Conclusão: a TV é quem mais
influencia nossos rebentos.
Logo, pergunta-se: como a TV
usa tamanho poder? De fato, a
resposta varia segundo o horror do momento. Se estivermos
escandalizados pelo comportamento sexual das jovens gerações, a TV é uma escola de luxúria. Como ultimamente alguns jovens americanos tomaram as armas sem razão aparente, a TV, repetem hoje comentadores e experts, é uma
escola de violência.
Eis os números aparentemente impressionantes. Aos 18
anos, um jovem americano terá assistido na TV a 16 mil assassinatos (mais ou menos 3
por dia) e a 200 mil atos de violência (números que, proporcionalmente, não devem ser
muito diferentes para o Brasil).
No fim de minha maratona,
as estatísticas pareciam confirmadas. Cinco pessoas foram
assassinadas em minha presença e 28 levaram tapas, pontapés, socos e mesmo surras. Parece muita violência? Não sei.
Em muitos casos (entre eles os 5
mortos) a violência era de uma
certa forma justa, alvejava algum bem evidente.
Mas, sobretudo, descobri que,
durante as 18 horas, sete casais
tinham se juntado para viver
felizes. Outros nove resistiram
a uma briga feia. Também 27
pessoas se apaixonaram, o número ímpar sugerindo que nem
todas foram correspondidas.
Nasceram duas crianças, uma
não desejada - mas que encontrou os cuidados de uma comunidade generosa. Nove pessoas adoeceram, sete foram curadas ou confortadas, duas
morreram em paz com Deus e o
mundo. Aliás, uma aproveitou
a ocasião para fazer as pazes
com ambos.
Interessado pela variedade
dos acontecimentos, comecei a
marcar também atos e eventos
que eram apresentados sem intensidade dramática, mas que
tomavam importância como
contraponto à suposta apologia da violência: assim, 14 filhos e filhas respeitaram seus
pais, estudaram e fizeram seu
dever de casa. Dezenas de pessoas foram gentis, atenciosas e
dedicadas com seu próximo.
Globalmente, os criminosos,
os malandros, os chatos, os corruptos e os interesseiros foram
esmagados pelos bons cidadãos, trabalhadores e sinceros.
Também a liberdade soberana
dos indivíduos foi respeitada,
mas não por isso falhou a generosidade comunitária.

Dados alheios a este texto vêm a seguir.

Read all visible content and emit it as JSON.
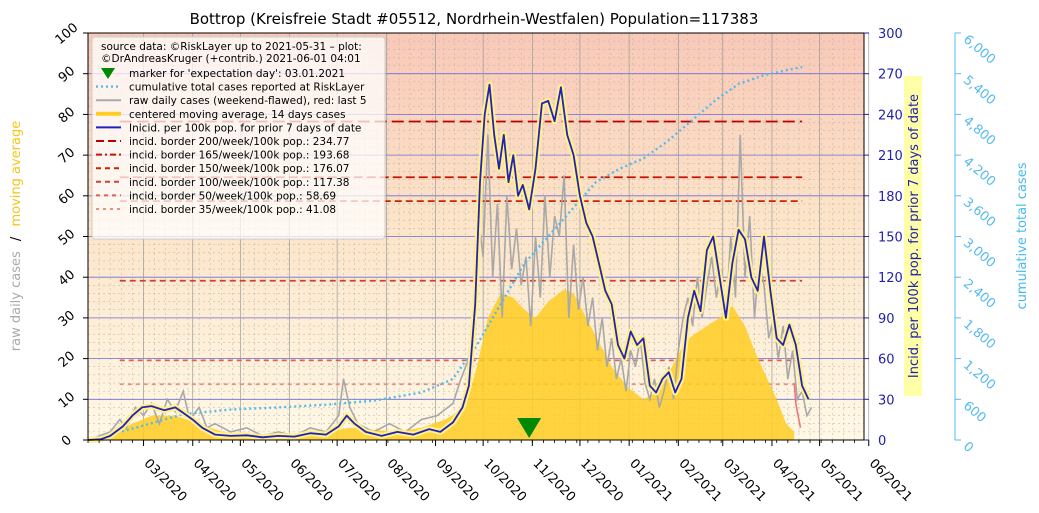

Na ausência (definitiva e provavelmente bem-vinda) de
prescrições morais dogmáticas,
a telinha contemplada por 18
horas me pareceu ser um código moral possível para nosso
tempo. Ele não é composto de
regras, mas de uma casuística
de parábolas, cuja autoridade
deriva do consenso implícito
dos espectadores -pois a moral que triunfa na tela é a que
encontra a aprovação da maioria.
Os próprios anúncios publicitários fazem parte de nossas regras sociais de conduta. Eles
alimentam o desejo indispensável numa economia neoliberal. Mas, acima de tudo, permitem a convivência pacífica em
um mundo que, sem isso, seria
entregue a ódios incontroláveis
- por ser fundamentalmente
regrado pela inveja. O anúncio
cria e promove ideais comuns.
Em vez de odiar meu vizinho
por ele ter o carro que eu quero,
juntos idealizamos o homem
impossível, bonito e forte, que
dirige o tal carro na TV. Esse
homem não é nem ele, nem eu.
A mediação do piloto televisivo inibe a inveja e a transforma
em emulação - o suficiente
para que o tecido social não
quebre.
Em suma, nas 18 horas, longe
de estimular a barbárie, a televisão me ofereceu uma amostra dos costumes sociais e da
moral social ordinária, uma espécie de revisão dos requisitos
para a vida em sociedade neste
fim de século.
Por volta de uma da madrugada, ela acabou induzindo
meu sono. Parece que a cada
noite ela acalenta milhões. Deve ser pela confiança que nos
inspira sua mediocridade. Graças a ela, podemos dormir
tranquilos, pois, apesar de nossa solidão individualista, algo
de coletivo persiste. Histórias,
crenças, opiniões não formalizadas, irredutíveis a um corpus. Talvez só suscetíveis, justamente, de se desdobrarem como o constante pano de fundo
da TV: nosso patrimônio verdadeiramente comum.